Tolerability and Adherence
Brilaroxazine was generally well-tolerated, with only 15.2% of participants reporting at least one treatment-related adverse event (TRAE). These events were mostly mild (12.2%) or moderate (3%) in severity and transient. The most common TRAEs were weight increase (3.2%), insomnia (1.8%), and somnolence (1.6%). Notably, no drug-related serious adverse events (SAEs) were reported. Discontinuation rates were favorable at 35% after one year, which is lower than many other approved antipsychotics, where discontinuation rates can range from the mid-40% to 70%.
RECOVER-2 and Future Plans
Reviva is planning to initiate its confirmatory Phase 3 RECOVER-2 trial in Q1 2025. This trial will have a similar design to the RECOVER trial but will use a 30 mg dose in place of the 15 mg dose arm. The company expects to enroll 450 patients, randomized 1:1:1 to 30 mg, 50 mg, and placebo arms. The primary endpoints will be measured over a 4-week period.
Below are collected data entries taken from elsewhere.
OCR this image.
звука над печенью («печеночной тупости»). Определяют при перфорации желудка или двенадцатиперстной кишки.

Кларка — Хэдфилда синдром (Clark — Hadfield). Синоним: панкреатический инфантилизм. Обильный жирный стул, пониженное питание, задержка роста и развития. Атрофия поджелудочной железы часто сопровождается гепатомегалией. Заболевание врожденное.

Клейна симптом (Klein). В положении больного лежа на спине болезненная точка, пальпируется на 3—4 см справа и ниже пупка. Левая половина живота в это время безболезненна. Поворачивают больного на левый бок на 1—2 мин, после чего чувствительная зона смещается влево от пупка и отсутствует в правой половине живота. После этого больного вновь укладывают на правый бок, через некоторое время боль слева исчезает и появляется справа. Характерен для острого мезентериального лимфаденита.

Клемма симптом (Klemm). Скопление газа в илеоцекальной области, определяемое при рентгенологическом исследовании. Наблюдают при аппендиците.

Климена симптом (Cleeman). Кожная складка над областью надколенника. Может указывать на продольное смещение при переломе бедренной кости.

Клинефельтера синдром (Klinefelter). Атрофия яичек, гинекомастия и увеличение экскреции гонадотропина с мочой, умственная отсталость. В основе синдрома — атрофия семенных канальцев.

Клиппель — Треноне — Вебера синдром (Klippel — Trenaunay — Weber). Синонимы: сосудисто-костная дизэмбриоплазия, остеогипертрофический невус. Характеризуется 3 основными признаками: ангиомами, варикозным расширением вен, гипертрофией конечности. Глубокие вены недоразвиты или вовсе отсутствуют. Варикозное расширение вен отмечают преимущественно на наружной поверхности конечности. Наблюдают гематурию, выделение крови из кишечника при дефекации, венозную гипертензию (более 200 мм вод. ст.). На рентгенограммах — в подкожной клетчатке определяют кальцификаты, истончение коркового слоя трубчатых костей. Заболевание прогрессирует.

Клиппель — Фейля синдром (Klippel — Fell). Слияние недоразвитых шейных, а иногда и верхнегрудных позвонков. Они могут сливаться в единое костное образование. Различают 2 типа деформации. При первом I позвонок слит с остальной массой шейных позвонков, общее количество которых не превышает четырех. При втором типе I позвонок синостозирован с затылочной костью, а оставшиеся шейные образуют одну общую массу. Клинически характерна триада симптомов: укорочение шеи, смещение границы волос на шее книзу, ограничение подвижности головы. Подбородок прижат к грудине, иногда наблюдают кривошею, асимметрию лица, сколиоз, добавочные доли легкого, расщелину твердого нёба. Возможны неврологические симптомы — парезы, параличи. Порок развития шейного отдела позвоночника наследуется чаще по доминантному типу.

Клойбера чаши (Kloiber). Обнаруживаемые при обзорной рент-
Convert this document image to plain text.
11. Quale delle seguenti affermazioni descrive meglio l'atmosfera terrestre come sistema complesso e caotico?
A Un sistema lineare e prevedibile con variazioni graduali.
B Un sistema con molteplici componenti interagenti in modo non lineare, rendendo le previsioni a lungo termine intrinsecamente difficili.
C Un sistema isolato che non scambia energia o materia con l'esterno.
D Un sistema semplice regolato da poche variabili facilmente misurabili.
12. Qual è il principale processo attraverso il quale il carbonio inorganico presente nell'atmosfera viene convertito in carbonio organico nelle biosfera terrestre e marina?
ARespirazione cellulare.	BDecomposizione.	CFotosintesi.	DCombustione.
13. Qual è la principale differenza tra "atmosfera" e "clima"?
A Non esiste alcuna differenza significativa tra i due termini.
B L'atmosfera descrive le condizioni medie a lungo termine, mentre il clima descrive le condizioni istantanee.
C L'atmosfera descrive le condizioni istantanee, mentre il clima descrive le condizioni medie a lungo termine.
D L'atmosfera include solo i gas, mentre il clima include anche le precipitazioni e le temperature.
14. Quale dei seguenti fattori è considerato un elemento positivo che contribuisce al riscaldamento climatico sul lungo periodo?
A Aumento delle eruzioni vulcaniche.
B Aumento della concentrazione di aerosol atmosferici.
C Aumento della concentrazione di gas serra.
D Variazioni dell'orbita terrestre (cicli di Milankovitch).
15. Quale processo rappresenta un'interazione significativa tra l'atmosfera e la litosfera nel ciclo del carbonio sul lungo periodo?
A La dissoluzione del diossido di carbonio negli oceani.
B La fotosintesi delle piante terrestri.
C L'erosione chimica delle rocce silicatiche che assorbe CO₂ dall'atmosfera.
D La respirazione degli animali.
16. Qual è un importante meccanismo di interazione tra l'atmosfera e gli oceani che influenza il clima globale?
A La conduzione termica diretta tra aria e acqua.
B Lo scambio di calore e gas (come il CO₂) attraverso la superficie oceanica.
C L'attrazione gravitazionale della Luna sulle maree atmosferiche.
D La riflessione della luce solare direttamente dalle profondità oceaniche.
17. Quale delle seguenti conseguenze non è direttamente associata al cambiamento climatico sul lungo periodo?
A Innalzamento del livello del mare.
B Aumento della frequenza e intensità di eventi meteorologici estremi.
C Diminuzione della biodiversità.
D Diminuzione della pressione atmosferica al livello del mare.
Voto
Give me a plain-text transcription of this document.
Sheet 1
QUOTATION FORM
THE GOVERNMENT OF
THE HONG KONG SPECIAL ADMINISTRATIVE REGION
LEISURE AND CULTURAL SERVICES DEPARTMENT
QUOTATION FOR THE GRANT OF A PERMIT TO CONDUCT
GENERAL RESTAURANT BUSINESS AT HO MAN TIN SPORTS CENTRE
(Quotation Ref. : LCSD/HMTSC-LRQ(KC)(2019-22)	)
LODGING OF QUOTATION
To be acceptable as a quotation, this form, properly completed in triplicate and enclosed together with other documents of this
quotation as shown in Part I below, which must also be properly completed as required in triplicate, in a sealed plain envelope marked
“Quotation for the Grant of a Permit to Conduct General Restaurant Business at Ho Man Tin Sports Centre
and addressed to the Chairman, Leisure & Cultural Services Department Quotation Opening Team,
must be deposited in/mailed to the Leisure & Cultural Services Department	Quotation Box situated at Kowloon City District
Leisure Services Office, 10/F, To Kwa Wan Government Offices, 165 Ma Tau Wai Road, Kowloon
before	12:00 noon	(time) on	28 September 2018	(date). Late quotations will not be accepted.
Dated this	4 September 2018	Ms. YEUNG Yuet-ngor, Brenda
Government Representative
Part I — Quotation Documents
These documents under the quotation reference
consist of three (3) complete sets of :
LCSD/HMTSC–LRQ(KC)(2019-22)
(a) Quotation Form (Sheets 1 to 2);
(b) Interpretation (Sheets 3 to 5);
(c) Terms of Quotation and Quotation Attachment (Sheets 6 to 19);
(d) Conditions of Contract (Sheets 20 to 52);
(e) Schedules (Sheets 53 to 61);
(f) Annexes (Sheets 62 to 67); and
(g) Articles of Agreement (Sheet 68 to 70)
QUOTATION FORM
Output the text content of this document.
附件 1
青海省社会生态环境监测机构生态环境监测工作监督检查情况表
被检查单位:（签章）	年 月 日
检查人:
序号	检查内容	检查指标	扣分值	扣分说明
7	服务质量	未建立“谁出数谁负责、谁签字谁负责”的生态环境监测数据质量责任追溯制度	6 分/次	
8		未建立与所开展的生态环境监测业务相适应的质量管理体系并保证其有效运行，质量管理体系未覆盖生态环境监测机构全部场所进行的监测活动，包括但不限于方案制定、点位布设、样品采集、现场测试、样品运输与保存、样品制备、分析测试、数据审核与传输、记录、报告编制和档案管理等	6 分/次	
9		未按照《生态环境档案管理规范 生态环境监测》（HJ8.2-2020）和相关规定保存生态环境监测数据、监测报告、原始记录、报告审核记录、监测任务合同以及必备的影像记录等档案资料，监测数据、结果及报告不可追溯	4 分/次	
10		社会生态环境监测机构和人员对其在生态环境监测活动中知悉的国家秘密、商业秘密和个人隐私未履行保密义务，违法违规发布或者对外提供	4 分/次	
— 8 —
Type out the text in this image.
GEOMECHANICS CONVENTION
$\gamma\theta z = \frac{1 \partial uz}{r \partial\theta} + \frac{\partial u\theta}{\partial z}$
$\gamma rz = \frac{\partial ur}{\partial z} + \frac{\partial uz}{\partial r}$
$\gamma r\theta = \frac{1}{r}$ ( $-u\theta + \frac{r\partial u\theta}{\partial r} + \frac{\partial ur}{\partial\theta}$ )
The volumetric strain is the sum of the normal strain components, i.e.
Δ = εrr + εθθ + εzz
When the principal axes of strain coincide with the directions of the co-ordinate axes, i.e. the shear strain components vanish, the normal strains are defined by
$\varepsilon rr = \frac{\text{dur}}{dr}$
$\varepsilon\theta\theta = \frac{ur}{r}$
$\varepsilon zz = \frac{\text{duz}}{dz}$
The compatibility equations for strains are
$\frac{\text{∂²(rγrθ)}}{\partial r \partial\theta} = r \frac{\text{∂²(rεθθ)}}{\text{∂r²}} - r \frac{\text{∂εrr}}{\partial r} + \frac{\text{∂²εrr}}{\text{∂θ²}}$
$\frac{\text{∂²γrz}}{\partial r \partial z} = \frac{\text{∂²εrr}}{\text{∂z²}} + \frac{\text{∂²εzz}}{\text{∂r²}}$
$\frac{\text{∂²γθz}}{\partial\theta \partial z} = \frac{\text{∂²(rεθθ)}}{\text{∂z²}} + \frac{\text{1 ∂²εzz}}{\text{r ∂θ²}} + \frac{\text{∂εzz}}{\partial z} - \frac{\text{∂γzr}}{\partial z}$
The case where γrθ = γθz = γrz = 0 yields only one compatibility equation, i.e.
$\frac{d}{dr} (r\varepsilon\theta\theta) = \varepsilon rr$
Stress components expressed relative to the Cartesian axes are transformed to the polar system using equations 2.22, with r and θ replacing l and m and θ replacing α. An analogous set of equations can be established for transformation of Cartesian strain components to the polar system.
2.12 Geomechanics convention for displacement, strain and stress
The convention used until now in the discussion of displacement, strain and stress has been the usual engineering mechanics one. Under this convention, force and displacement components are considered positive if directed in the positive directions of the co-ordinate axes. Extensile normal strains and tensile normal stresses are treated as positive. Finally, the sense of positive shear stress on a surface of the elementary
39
Reviva anticipates reporting the full data set from the OLE portion of the RECOVER study, including long-term safety, tolerability, and efficacy data, as well as vocal and blood biomarker data, in the first quarter of 2025. This data, along with the RECOVER-2 data, will form part of the New Drug Application (NDA) package for brilaroxazine that Reviva will submit to the FDA.